L’I. M. : Quel intérêt pour les IDE?

A. M. : Il n’est pas rare qu’une infirmière se retrouve seule face à un patient qui a mal compris son traitement, et qui saura juste dire : « Je prends une pilule bleue. » Dans ce cas, le DMP permet de réduire les risques grâce à de meilleures transmissions. Par ailleurs, le numérique accélère les procédures. La remise du document de sortie d’hospitalisation prend souvent plus de huit jours. Demain, avec la signature électronique, l’envoi des documents se fera instantanément et l’infirmière pourra y accéder dès le retour du patient au domicile. Elle pourra se consacrer davantage au médical et moins à l’administratif.

L’I. M. : Cela pose-t-il des problèmes de confidentialité ?

A. M. : La procédure d’agrément pour les hébergeurs de données de santé est au moins aussi sévère que pour les banques. Pour accéder aux données, le professionnel de santé doit disposer de sa carte CPS et de son code secret. Le patient doit entrer son identifiant et un mot de passe à usage unique. À ce jour, on ne déplore aucun problème de sécurité, alors qu’un million et demi de documents circulent.

L’I. M. : D’autres outils numériques vont-ils être mis en service dans les établissements ?

A. M. : Beaucoup de données de santé nominatives circulent par e-mails non sécurisés, alors que ce n’est pas autorisé par la loi. MSSanté, un système de messagerie sécurisée, a donc été lancé en 2014. Une circulaire devrait le généraliser dans les semaines à venir. Pour l’instant, quelques milliers de personnes dans quinze établissements pilotes peuvent l’utiliser. Pour cela, il faut être enregistré comme professionnel de santé et disposer d’une carte CPS. On peut ensuite, par exemple, envoyer une image de plaie à un confrère pour la faire expertiser en toute sécurité.

L’I. M. : Les objets connectés sont-ils sur le point de gagner l’hôpital ?
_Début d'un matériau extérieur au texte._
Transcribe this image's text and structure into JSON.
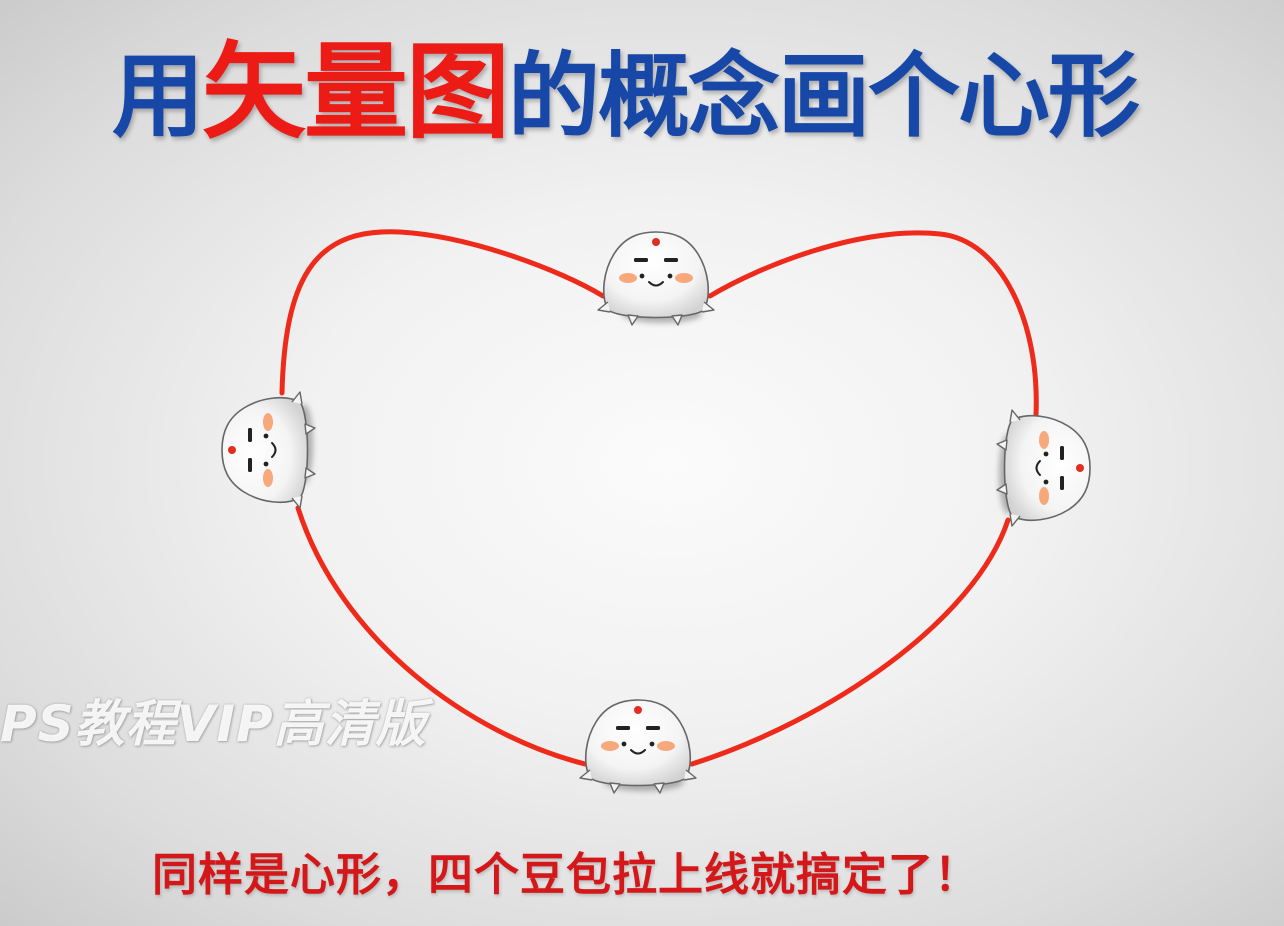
{
  "title": {
    "part1": "用",
    "part2": "矢量图",
    "part3": "的概念画个心形",
    "colors": {
      "blue": "#1748a8",
      "red": "#ec1b16"
    }
  },
  "watermark": "PS教程VIP高清版",
  "caption": "同样是心形，四个豆包拉上线就搞定了！",
  "heart": {
    "stroke_color": "#ee2a1b",
    "anchor_count": 4,
    "anchor_character": "dumpling-mascot"
  }
}
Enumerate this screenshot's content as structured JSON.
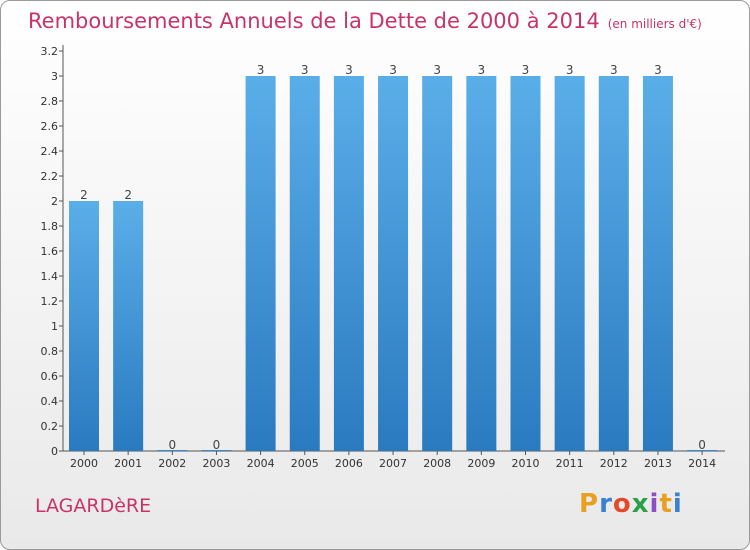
{
  "header": {
    "title": "Remboursements Annuels de la Dette de 2000 à 2014",
    "unit_note": "(en milliers d'€)"
  },
  "footer": {
    "commune": "LAGARDèRE",
    "brand": "Proxiti"
  },
  "colors": {
    "accent": "#c8336b",
    "bar_top": "#5aaee8",
    "bar_bottom": "#2a7ac0",
    "axis": "#555555"
  },
  "chart_data": {
    "type": "bar",
    "title": "Remboursements Annuels de la Dette de 2000 à 2014",
    "subtitle": "(en milliers d'€)",
    "xlabel": "",
    "ylabel": "",
    "categories": [
      "2000",
      "2001",
      "2002",
      "2003",
      "2004",
      "2005",
      "2006",
      "2007",
      "2008",
      "2009",
      "2010",
      "2011",
      "2012",
      "2013",
      "2014"
    ],
    "values": [
      2,
      2,
      0,
      0,
      3,
      3,
      3,
      3,
      3,
      3,
      3,
      3,
      3,
      3,
      0
    ],
    "data_labels": [
      "2",
      "2",
      "0",
      "0",
      "3",
      "3",
      "3",
      "3",
      "3",
      "3",
      "3",
      "3",
      "3",
      "3",
      "0"
    ],
    "ylim": [
      0,
      3.2
    ],
    "yticks": [
      0,
      0.2,
      0.4,
      0.6,
      0.8,
      1,
      1.2,
      1.4,
      1.6,
      1.8,
      2,
      2.2,
      2.4,
      2.6,
      2.8,
      3,
      3.2
    ],
    "ytick_labels": [
      "0",
      "0.2",
      "0.4",
      "0.6",
      "0.8",
      "1",
      "1.2",
      "1.4",
      "1.6",
      "1.8",
      "2",
      "2.2",
      "2.4",
      "2.6",
      "2.8",
      "3",
      "3.2"
    ],
    "grid": false,
    "legend": "none"
  }
}
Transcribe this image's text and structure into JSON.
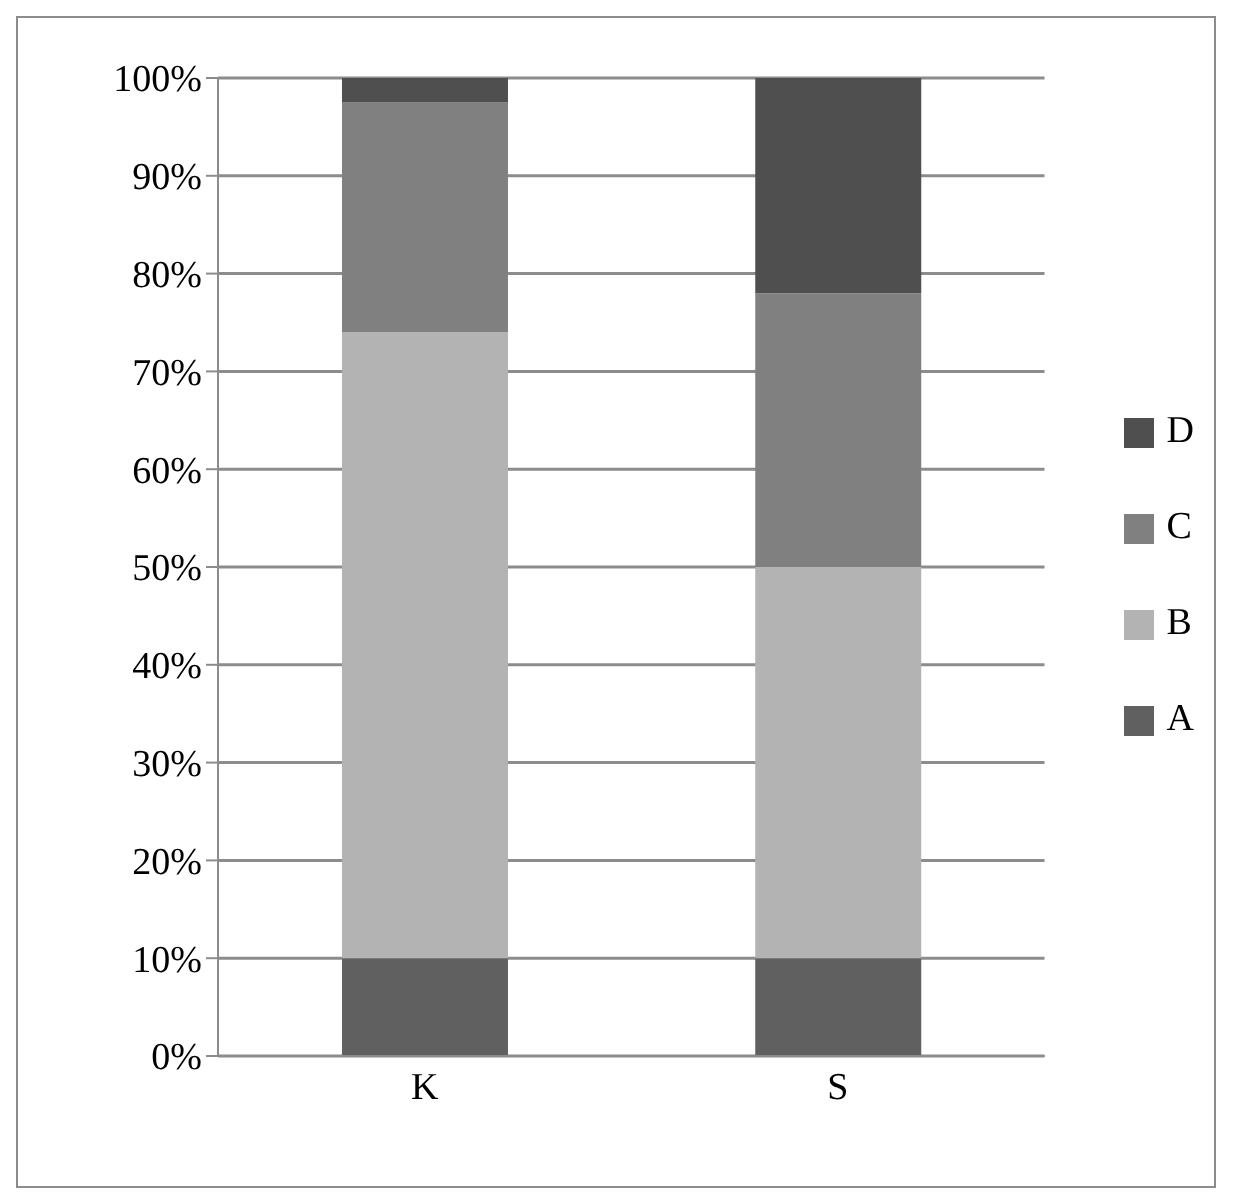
{
  "chart_data": {
    "type": "bar",
    "stacked": true,
    "categories": [
      "K",
      "S"
    ],
    "series": [
      {
        "name": "A",
        "color": "#606060",
        "values": [
          10,
          10
        ]
      },
      {
        "name": "B",
        "color": "#b3b3b3",
        "values": [
          64,
          40
        ]
      },
      {
        "name": "C",
        "color": "#808080",
        "values": [
          23.5,
          28
        ]
      },
      {
        "name": "D",
        "color": "#4f4f4f",
        "values": [
          2.5,
          22
        ]
      }
    ],
    "ylim": [
      0,
      100
    ],
    "yticks": [
      {
        "value": 0,
        "label": "0%"
      },
      {
        "value": 10,
        "label": "10%"
      },
      {
        "value": 20,
        "label": "20%"
      },
      {
        "value": 30,
        "label": "30%"
      },
      {
        "value": 40,
        "label": "40%"
      },
      {
        "value": 50,
        "label": "50%"
      },
      {
        "value": 60,
        "label": "60%"
      },
      {
        "value": 70,
        "label": "70%"
      },
      {
        "value": 80,
        "label": "80%"
      },
      {
        "value": 90,
        "label": "90%"
      },
      {
        "value": 100,
        "label": "100%"
      }
    ],
    "grid": "y",
    "legend": "right"
  }
}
A. M. : C’est une perspective intéressante. Les applis comme Health d’Apple, fonctionnent un peu comme un DMP, rempli par la personne qui porte, par exemple, un bracelet connecté mesurant sa fréquence cardiaque ou son taux de cholestérol. Les données sont stockées, mais l’hébergement ne répond pas aux mêmes contraintes que le DMP. À l’avenir, on pourra peut-être publier des Web services permettant aux opérateurs de quantified self de stocker leurs données sur le DMP. Ce n’est pas très compliqué, techniquement, mais cela prend du temps. Ça existe déjà pour les objets connectés destinés aux professionnels de santé, mais, pour le moment, il n’y a pas de développement en dehors des logiciels DMP compatibles. Il faut de l’audace pour faire bénéficier le système de santé de la révolution numérique !

1- Caisse nationale de l’assurance maladie des travailleurs salariés (Cnamts).